On Sunday, March 11, Colombia celebrated its Congressional elections for the 2018-2022 legislative period. Furthermore, during this election Sunday, the grand center-right coalition held its primary to select a candidate for the upcoming Presidential election to be celebrated in May. Amongst the three candidates participating in the primary, Senator Ivan Duque, of the Democratic Center party and former President Alvaro Uribe’s christened candidate, was chosen to represent the country’s right-wing coalition.
Colombia’s Congressional and Presidential Elections
The big winner of yesterday’s legislative elections was the right-wing Democratic Center party. Barely known a year ago, Ivan Duque is a 41-year-old political figure that has managed to mobilize Colombia’s center-right constituents. Furthermore, the center-right coalition primary had an unexpectedly high participation of more than 6 million voters. Likewise, the Democratic Center party seems to have secured, not a majority, but a plurality of votes and seats in both the Colombian House and Senate. In the Colombian Senate, led by Senator and former President Alvaro Uribe, the Democratic Center is ahead and is expected to hold 19 out of 107 seats. Meanwhile, in Colombia’s House of Representatives, the Democratic Center should hold 32 seats against 35 seats projected for the Liberal Party. This represents a major change because, even though the Democratic Center has been a powerful party in Colombia’s legislature for over a decade, it has spent the last several years as an opposition party and now there is a real possibility that it will become the country’s powerful governing party.
Another major performer during Sunday’s Congressional elections was the centrist Radical Change (CR) party, which is led by former Vice-President and Presidential candidate German Vargas Lleras. Though falling behind in the polls, Vargas Lleras remains one of the top contenders for Colombia’s Presidency alongside Ivan Duque and center-left candidate Sergio Fajardo. The Radical Change (CR) party is expected to hold 30 seats in the Colombian House of Representatives and 16 seats in the Senate.

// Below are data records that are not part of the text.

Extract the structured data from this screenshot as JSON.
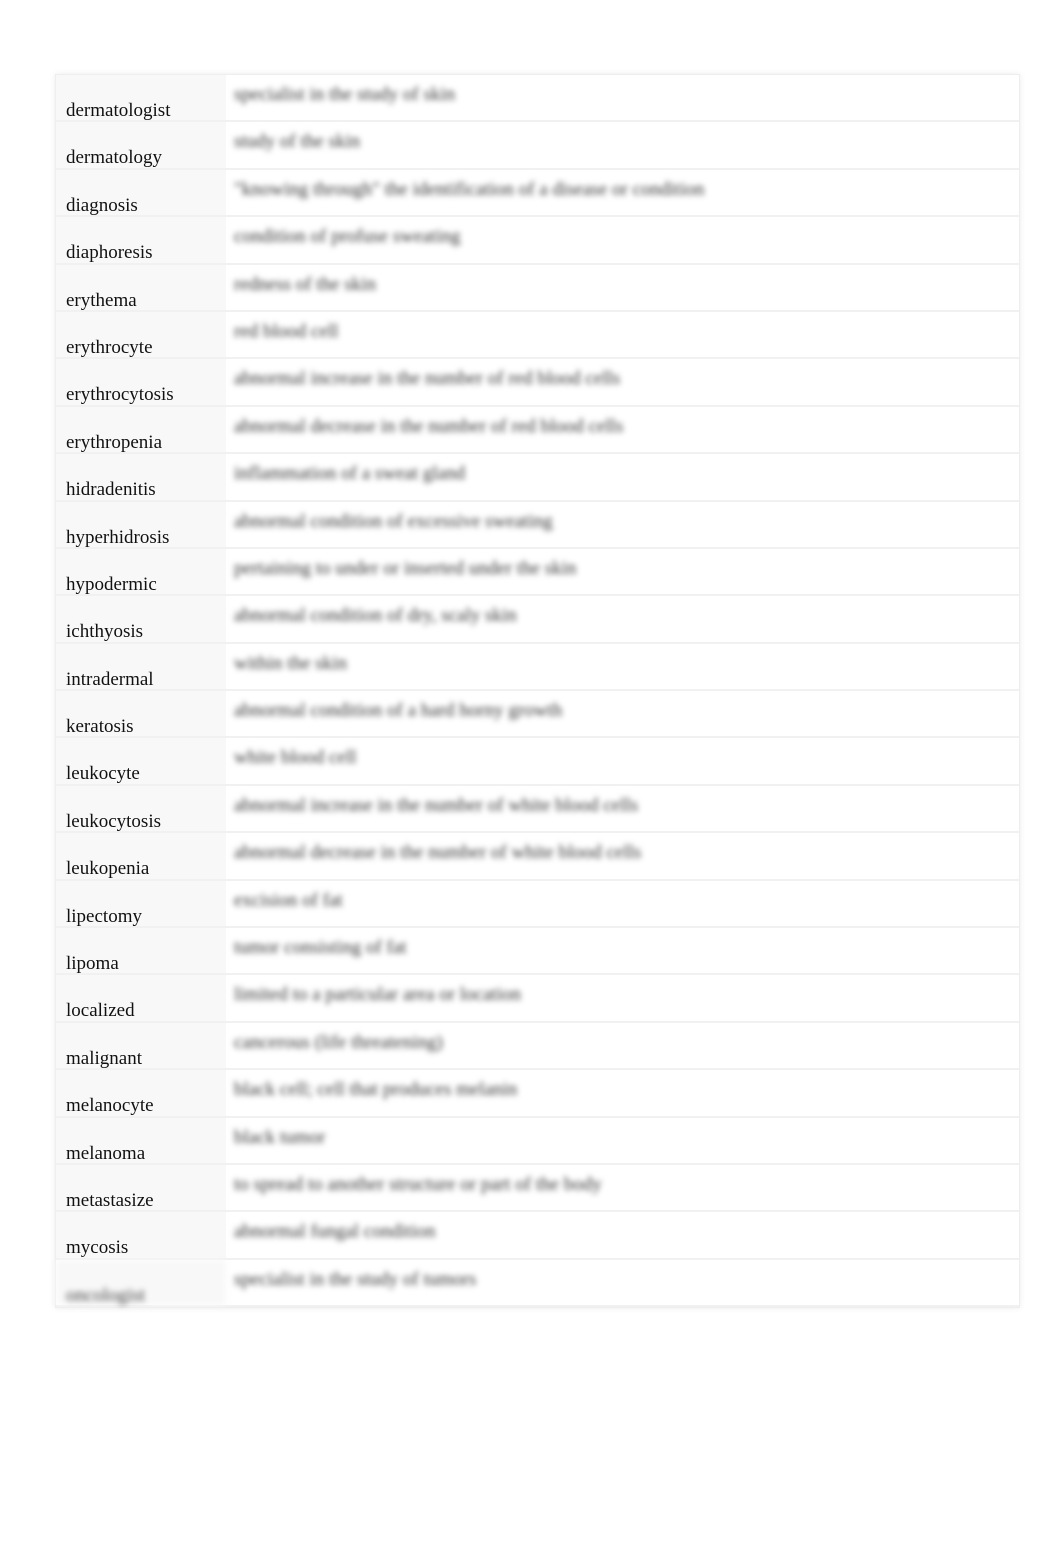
{
  "glossary": [
    {
      "term": "dermatologist",
      "definition": "specialist in the study of skin"
    },
    {
      "term": "dermatology",
      "definition": "study of the skin"
    },
    {
      "term": "diagnosis",
      "definition": "\"knowing through\" the identification of a disease or condition"
    },
    {
      "term": "diaphoresis",
      "definition": "condition of profuse sweating"
    },
    {
      "term": "erythema",
      "definition": "redness of the skin"
    },
    {
      "term": "erythrocyte",
      "definition": "red blood cell"
    },
    {
      "term": "erythrocytosis",
      "definition": "abnormal increase in the number of red blood cells"
    },
    {
      "term": "erythropenia",
      "definition": "abnormal decrease in the number of red blood cells"
    },
    {
      "term": "hidradenitis",
      "definition": "inflammation of a sweat gland"
    },
    {
      "term": "hyperhidrosis",
      "definition": "abnormal condition of excessive sweating"
    },
    {
      "term": "hypodermic",
      "definition": "pertaining to under or inserted under the skin"
    },
    {
      "term": "ichthyosis",
      "definition": "abnormal condition of dry, scaly skin"
    },
    {
      "term": "intradermal",
      "definition": "within the skin"
    },
    {
      "term": "keratosis",
      "definition": "abnormal condition of a hard horny growth"
    },
    {
      "term": "leukocyte",
      "definition": "white blood cell"
    },
    {
      "term": "leukocytosis",
      "definition": "abnormal increase in the number of white blood cells"
    },
    {
      "term": "leukopenia",
      "definition": "abnormal decrease in the number of white blood cells"
    },
    {
      "term": "lipectomy",
      "definition": "excision of fat"
    },
    {
      "term": "lipoma",
      "definition": "tumor consisting of fat"
    },
    {
      "term": "localized",
      "definition": "limited to a particular area or location"
    },
    {
      "term": "malignant",
      "definition": "cancerous (life threatening)"
    },
    {
      "term": "melanocyte",
      "definition": "black cell; cell that produces melanin"
    },
    {
      "term": "melanoma",
      "definition": "black tumor"
    },
    {
      "term": "metastasize",
      "definition": "to spread to another structure or part of the body"
    },
    {
      "term": "mycosis",
      "definition": "abnormal fungal condition"
    },
    {
      "term": "oncologist",
      "definition": "specialist in the study of tumors"
    }
  ]
}
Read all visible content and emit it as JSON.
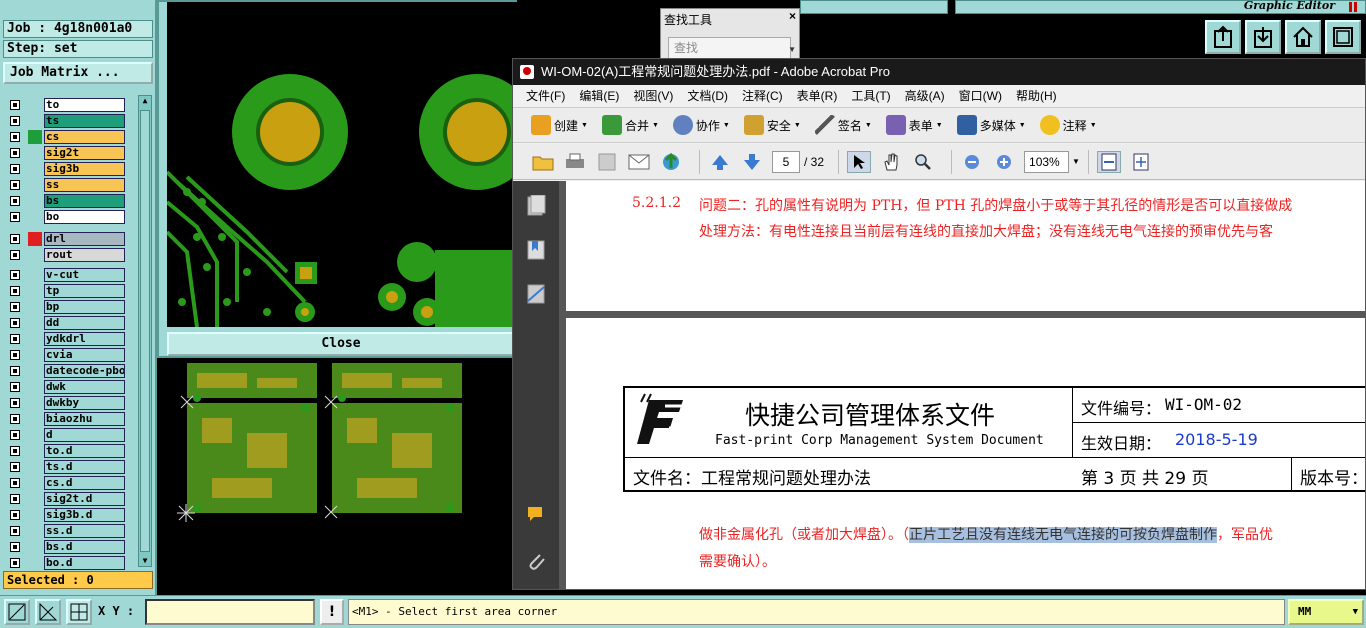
{
  "genesis": {
    "job_field": "Job : 4g18n001a0",
    "step_field": "Step: set",
    "job_matrix_button": "Job Matrix ...",
    "layers": [
      {
        "name": "to",
        "color": "#ffffff",
        "swatch": ""
      },
      {
        "name": "ts",
        "color": "#1e9e7a",
        "swatch": ""
      },
      {
        "name": "cs",
        "color": "#f7c455",
        "swatch": "#1e9e3a"
      },
      {
        "name": "sig2t",
        "color": "#f7c455",
        "swatch": ""
      },
      {
        "name": "sig3b",
        "color": "#f7c455",
        "swatch": ""
      },
      {
        "name": "ss",
        "color": "#f7c455",
        "swatch": ""
      },
      {
        "name": "bs",
        "color": "#1e9e7a",
        "swatch": ""
      },
      {
        "name": "bo",
        "color": "#ffffff",
        "swatch": ""
      },
      {
        "name": "drl",
        "color": "#a8b8c0",
        "swatch": "#e02020"
      },
      {
        "name": "rout",
        "color": "#d8d8d8",
        "swatch": ""
      },
      {
        "name": "v-cut",
        "color": "#9fd8d4",
        "swatch": ""
      },
      {
        "name": "tp",
        "color": "#9fd8d4",
        "swatch": ""
      },
      {
        "name": "bp",
        "color": "#9fd8d4",
        "swatch": ""
      },
      {
        "name": "dd",
        "color": "#9fd8d4",
        "swatch": ""
      },
      {
        "name": "ydkdrl",
        "color": "#9fd8d4",
        "swatch": ""
      },
      {
        "name": "cvia",
        "color": "#9fd8d4",
        "swatch": ""
      },
      {
        "name": "datecode-pbo",
        "color": "#9fd8d4",
        "swatch": ""
      },
      {
        "name": "dwk",
        "color": "#9fd8d4",
        "swatch": ""
      },
      {
        "name": "dwkby",
        "color": "#9fd8d4",
        "swatch": ""
      },
      {
        "name": "biaozhu",
        "color": "#9fd8d4",
        "swatch": ""
      },
      {
        "name": "d",
        "color": "#9fd8d4",
        "swatch": ""
      },
      {
        "name": "to.d",
        "color": "#9fd8d4",
        "swatch": ""
      },
      {
        "name": "ts.d",
        "color": "#9fd8d4",
        "swatch": ""
      },
      {
        "name": "cs.d",
        "color": "#9fd8d4",
        "swatch": ""
      },
      {
        "name": "sig2t.d",
        "color": "#9fd8d4",
        "swatch": ""
      },
      {
        "name": "sig3b.d",
        "color": "#9fd8d4",
        "swatch": ""
      },
      {
        "name": "ss.d",
        "color": "#9fd8d4",
        "swatch": ""
      },
      {
        "name": "bs.d",
        "color": "#9fd8d4",
        "swatch": ""
      },
      {
        "name": "bo.d",
        "color": "#9fd8d4",
        "swatch": ""
      }
    ],
    "selected": "Selected : 0",
    "close_button": "Close",
    "graphic_editor_title": "Graphic Editor",
    "xy_label": "X Y :",
    "status_message": "<M1> - Select first area corner",
    "units": "MM",
    "warn_label": "!"
  },
  "find_tool": {
    "title": "查找工具",
    "close": "×",
    "placeholder": "查找"
  },
  "acrobat": {
    "title": "WI-OM-02(A)工程常规问题处理办法.pdf - Adobe Acrobat Pro",
    "menu": [
      "文件(F)",
      "编辑(E)",
      "视图(V)",
      "文档(D)",
      "注释(C)",
      "表单(R)",
      "工具(T)",
      "高级(A)",
      "窗口(W)",
      "帮助(H)"
    ],
    "toolbar": [
      "创建",
      "合并",
      "协作",
      "安全",
      "签名",
      "表单",
      "多媒体",
      "注释"
    ],
    "page_current": "5",
    "page_total": "/ 32",
    "zoom": "103%",
    "page1": {
      "line1_num": "5.2.1.2",
      "line1": "问题二：孔的属性有说明为 PTH，但 PTH 孔的焊盘小于或等于其孔径的情形是否可以直接做成",
      "line2": "处理方法：有电性连接且当前层有连线的直接加大焊盘；没有连线无电气连接的预审优先与客"
    },
    "page2": {
      "company_cn": "快捷公司管理体系文件",
      "company_en": "Fast-print Corp Management System Document",
      "doc_no_label": "文件编号：",
      "doc_no": "WI-OM-02",
      "eff_date_label": "生效日期：",
      "eff_date": "2018-5-19",
      "file_name": "文件名：工程常规问题处理办法",
      "page_info": "第 3 页 共 29 页",
      "version_label": "版本号：",
      "body1_pre": "做非金属化孔（或者加大焊盘）。（",
      "body1_hl": "正片工艺且没有连线无电气连接的可按负焊盘制作",
      "body1_post": "，军品优",
      "body2": "需要确认）。"
    }
  }
}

Lastly, after the recent withdrawal from the presidential race by the former FARC Commander Rodrigo Londoño, Colombia’s left-wing base has found its champion in Bogota’s former mayor Gustavo Petro. However, in spite of some recent polls that have shown some momentum for Petro’s candidacy, the results from Sunday’s election suggest that Colombia is looking for a conservative president. Similarly, in addition to Petro’s controversial and polemic political past, a large degree of animosity is still felt towards the Peace Accords with the FARC and towards the unpopular political concessions of incumbent President Juan Manuel Santos.